# Feeling terrible after hanging out with friends?



## vashtanerada (Mar 12, 2015)

I've know these people for years. They're the closest friends I have and I know that they love me and care about me. I know that they never look back and think about something stupid I said or whatever, but every single time I hang out with them I spend days thinking about how much I messed it up. I just have this weird feeling that they think I was too weird, or went too far, or was trying too hard. It's led to me dreading being around them because I know that later It'll come back and I won't be able to sleep or do anything without thinking about how ridiculous I acted in that social situation. 

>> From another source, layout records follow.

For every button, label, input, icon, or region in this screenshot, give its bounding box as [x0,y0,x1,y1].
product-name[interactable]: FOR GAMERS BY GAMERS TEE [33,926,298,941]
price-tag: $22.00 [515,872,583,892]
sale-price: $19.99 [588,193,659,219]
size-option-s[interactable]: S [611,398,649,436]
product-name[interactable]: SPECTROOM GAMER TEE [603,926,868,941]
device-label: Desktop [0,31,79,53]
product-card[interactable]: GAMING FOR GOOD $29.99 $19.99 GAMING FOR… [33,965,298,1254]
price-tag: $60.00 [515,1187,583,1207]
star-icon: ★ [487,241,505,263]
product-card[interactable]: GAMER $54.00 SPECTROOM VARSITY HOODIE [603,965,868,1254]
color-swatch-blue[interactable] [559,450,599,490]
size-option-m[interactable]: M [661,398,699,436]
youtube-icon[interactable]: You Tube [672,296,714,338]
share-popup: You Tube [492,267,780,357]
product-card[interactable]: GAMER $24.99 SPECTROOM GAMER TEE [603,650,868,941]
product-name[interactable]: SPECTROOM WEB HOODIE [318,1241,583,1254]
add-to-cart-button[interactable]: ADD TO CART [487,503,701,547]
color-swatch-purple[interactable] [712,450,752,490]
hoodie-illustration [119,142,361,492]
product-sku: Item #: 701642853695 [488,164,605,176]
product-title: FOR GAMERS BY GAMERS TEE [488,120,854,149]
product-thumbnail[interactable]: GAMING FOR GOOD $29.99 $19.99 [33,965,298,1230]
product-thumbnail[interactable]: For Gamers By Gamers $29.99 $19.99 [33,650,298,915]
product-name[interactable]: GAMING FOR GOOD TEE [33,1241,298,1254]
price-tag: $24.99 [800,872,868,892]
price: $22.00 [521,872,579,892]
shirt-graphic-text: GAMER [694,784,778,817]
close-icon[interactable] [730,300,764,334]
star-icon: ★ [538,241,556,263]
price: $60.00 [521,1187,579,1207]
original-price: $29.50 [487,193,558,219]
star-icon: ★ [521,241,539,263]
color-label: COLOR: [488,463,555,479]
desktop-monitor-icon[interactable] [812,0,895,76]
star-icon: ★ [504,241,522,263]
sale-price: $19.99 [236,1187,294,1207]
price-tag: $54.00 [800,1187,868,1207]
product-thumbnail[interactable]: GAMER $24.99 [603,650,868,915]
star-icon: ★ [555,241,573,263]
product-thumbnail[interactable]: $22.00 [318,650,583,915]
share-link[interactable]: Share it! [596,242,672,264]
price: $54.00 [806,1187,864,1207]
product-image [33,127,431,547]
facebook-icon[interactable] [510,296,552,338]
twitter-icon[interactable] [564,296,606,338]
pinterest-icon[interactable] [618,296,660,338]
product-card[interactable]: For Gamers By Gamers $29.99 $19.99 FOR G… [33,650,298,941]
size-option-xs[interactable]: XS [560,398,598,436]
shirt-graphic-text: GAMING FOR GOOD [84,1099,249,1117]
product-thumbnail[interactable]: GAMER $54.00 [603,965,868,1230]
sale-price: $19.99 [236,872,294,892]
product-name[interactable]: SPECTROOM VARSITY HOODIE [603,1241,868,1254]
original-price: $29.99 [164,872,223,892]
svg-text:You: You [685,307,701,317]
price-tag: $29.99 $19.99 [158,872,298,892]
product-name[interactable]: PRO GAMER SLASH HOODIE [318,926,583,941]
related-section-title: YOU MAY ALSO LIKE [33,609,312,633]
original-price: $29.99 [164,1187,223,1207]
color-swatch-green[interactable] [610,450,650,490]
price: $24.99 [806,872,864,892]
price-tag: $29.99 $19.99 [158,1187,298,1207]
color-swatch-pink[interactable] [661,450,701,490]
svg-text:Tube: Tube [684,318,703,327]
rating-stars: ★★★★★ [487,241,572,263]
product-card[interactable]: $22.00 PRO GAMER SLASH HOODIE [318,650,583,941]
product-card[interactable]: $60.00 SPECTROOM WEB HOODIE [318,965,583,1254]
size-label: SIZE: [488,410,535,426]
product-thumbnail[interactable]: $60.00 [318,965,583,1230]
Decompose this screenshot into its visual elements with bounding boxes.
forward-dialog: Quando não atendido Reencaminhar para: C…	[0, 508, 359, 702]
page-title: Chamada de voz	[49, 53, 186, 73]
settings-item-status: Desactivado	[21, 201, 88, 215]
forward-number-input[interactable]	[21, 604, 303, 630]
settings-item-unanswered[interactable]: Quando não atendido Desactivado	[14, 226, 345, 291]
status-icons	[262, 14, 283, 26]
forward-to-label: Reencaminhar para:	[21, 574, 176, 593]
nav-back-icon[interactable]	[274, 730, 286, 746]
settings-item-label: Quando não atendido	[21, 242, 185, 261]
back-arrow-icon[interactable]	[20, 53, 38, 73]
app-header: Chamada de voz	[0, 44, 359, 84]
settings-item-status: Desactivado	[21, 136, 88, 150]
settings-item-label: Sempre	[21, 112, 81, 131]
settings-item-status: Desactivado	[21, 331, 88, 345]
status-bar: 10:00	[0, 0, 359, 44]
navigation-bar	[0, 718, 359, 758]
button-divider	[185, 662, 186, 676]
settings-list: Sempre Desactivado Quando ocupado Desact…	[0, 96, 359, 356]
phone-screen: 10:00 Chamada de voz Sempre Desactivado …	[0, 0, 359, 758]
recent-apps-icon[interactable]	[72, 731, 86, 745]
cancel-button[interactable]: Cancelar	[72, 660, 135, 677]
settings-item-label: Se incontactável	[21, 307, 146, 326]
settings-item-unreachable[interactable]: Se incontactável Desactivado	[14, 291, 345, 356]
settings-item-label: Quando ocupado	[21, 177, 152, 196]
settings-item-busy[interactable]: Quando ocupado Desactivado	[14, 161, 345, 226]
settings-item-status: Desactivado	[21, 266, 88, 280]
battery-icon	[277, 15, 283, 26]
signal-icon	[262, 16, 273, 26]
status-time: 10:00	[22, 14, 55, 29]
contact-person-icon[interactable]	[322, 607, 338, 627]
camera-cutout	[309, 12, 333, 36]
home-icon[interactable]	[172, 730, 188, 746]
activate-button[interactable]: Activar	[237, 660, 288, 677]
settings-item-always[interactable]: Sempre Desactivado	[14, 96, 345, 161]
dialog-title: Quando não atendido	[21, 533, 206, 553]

It's not even like I do or say risky things, I just feel like they've had enough of me and I end up ignoring them even when they ask me if I'm okay and that they miss me. It's just so frustrating that I know that I didn't do anything wrong but I'm constantly feeling like I have. I'll feel really good about something and then I'll remember hanging out with them and It'll immediately make me hate myself. I just don't get it.


----------



## ashleynoelle87 (Feb 22, 2014)

I'm the exact same way. Every time I come home from seeing my friends, I go back over every single moment and wonder if I said anything inadvertently that bothered anyone. I get so frustrated wondering if I did anything wrong that I'll avoid everyone for days after. It doesn't make any sense at all, but I can't seem to get past it.


----------